An App That Does Your Homework for You Is Now Worth $3 Billion

Homework Machine

Extracurricular education is big business in China.

One futuristic example: Yuanfudao, an online tutoring platform that includes an app that uses artificial intelligence to give students answers to their homework after they snap a photo of it.

Yuanfudao claims it now has 200 million users, and that interest from parents and students has translated into major interest from investors. If it lives up the hype, it could represent a new path forward for educational technology — not just in China but for students across the globe.

Fully Invested

On Tuesday, Yuanfudao announced another $300 million in funding, bringing its valuation to more than $3 billion. Chinese social networking and gaming giant Tencent led the round, with an international squad of investment firms including Warburg Pincus and IDG Capital also joining in.

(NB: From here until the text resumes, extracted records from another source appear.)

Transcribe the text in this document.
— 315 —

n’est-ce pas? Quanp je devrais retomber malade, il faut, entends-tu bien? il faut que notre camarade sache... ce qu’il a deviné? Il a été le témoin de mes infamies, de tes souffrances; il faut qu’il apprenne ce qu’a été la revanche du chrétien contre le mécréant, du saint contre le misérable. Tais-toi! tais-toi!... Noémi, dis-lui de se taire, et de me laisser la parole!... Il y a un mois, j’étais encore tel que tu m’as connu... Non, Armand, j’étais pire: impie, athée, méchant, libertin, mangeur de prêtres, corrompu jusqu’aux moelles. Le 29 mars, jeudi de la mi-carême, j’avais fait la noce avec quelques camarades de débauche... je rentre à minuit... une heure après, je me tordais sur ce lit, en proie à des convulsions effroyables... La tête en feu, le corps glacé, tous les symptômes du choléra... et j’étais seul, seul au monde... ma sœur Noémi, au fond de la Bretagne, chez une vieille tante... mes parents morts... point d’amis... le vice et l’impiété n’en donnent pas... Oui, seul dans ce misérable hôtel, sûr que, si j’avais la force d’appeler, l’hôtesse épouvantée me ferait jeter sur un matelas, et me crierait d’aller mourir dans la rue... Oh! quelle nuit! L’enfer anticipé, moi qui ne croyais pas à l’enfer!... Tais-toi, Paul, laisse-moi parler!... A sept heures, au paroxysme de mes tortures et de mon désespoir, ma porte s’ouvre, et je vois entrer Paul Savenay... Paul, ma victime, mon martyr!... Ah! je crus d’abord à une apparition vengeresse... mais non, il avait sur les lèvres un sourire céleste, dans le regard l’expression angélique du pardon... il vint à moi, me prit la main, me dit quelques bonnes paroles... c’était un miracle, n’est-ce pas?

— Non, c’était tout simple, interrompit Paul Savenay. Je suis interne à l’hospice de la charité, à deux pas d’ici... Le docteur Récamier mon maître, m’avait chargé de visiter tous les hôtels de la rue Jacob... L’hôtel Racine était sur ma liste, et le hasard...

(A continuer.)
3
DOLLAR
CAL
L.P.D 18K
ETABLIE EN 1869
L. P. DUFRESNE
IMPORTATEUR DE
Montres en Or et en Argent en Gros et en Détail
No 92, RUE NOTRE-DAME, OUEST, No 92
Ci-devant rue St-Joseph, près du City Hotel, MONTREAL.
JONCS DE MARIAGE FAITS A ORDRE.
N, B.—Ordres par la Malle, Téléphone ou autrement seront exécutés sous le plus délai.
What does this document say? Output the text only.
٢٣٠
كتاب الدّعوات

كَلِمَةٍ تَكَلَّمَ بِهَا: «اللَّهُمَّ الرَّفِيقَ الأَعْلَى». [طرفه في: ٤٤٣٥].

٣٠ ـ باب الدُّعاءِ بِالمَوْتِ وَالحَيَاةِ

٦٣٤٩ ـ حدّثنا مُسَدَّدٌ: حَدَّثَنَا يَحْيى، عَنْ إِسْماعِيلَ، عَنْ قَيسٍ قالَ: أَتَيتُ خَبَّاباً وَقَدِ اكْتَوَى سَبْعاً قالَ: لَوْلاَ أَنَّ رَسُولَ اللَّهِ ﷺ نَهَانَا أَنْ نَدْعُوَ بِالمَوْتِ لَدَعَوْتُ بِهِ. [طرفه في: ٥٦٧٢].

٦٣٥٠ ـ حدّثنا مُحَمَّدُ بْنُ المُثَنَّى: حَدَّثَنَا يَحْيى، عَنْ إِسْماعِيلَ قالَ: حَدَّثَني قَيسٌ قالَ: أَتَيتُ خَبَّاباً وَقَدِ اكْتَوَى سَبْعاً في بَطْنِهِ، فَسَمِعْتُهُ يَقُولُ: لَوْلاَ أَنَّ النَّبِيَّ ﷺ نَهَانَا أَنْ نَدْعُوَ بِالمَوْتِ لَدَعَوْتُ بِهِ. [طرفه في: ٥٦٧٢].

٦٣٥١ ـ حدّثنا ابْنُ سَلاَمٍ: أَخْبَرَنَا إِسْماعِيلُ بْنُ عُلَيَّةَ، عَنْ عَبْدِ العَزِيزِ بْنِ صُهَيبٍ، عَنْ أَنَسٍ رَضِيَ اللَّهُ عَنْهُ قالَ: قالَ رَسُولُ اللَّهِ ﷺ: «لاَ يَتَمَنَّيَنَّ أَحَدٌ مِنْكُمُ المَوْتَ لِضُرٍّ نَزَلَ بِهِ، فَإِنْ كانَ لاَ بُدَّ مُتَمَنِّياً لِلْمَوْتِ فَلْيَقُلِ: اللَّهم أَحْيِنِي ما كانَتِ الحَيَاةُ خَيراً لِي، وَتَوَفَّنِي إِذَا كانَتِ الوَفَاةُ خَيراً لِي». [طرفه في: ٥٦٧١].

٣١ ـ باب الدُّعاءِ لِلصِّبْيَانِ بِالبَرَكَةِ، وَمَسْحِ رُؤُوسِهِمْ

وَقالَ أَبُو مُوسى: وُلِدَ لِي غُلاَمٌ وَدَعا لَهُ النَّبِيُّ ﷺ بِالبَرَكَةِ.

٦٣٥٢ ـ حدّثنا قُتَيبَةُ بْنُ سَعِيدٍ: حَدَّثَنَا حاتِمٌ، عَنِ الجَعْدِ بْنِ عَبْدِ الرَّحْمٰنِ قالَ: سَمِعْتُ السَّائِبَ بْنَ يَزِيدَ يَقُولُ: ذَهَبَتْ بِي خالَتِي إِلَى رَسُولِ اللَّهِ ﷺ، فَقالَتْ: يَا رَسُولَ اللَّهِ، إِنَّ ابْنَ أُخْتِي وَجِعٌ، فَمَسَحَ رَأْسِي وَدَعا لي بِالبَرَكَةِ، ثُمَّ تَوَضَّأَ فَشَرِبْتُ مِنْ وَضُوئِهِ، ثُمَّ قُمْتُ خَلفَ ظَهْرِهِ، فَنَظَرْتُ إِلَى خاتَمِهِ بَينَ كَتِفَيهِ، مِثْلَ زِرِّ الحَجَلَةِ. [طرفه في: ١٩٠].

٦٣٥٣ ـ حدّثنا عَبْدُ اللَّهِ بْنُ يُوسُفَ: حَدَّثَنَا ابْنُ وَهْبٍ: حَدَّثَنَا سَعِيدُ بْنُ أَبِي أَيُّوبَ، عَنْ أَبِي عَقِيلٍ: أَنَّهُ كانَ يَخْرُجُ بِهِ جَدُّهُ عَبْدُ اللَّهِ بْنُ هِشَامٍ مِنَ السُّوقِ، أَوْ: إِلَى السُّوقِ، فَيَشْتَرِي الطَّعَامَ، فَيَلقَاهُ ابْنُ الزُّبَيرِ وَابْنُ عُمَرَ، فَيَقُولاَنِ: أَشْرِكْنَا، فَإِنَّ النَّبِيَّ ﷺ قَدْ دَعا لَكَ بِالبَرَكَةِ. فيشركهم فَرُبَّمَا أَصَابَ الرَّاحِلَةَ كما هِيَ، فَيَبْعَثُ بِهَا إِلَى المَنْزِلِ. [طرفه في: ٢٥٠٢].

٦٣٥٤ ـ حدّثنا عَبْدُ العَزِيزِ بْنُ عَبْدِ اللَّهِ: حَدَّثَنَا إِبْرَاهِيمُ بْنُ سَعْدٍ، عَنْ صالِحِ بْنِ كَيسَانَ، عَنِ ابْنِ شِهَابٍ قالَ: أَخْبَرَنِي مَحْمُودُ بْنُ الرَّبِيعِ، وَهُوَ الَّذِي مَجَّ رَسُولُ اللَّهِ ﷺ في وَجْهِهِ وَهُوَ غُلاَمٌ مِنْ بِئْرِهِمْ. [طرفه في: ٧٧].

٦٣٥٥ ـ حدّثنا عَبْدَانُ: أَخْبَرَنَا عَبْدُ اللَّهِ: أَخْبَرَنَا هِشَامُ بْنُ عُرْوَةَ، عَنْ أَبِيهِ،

Yuanfudao told TechCrunch it plans to use these funds for AI research and development, and to improve the user experience of its homework app.

Practice Makes Perfect

While being able to snap a photo of your homework and instantly get answers to problems sounds like a lazy student’s dream come true, the homework app actually isn’t Yuanfudao’s main moneymaker — the company told TechCrunch most of its revenue comes from selling live courses.

Rather than using the app to get out of doing their homework in the first place, it’s more likely that Chinese students use the app to check that their homework answers are correct. After all, the ultimate goal of paying for Yuanfudao is to improve exam scores, so skipping out on doing the homework that prepares a student for those exams would be counterintuitive.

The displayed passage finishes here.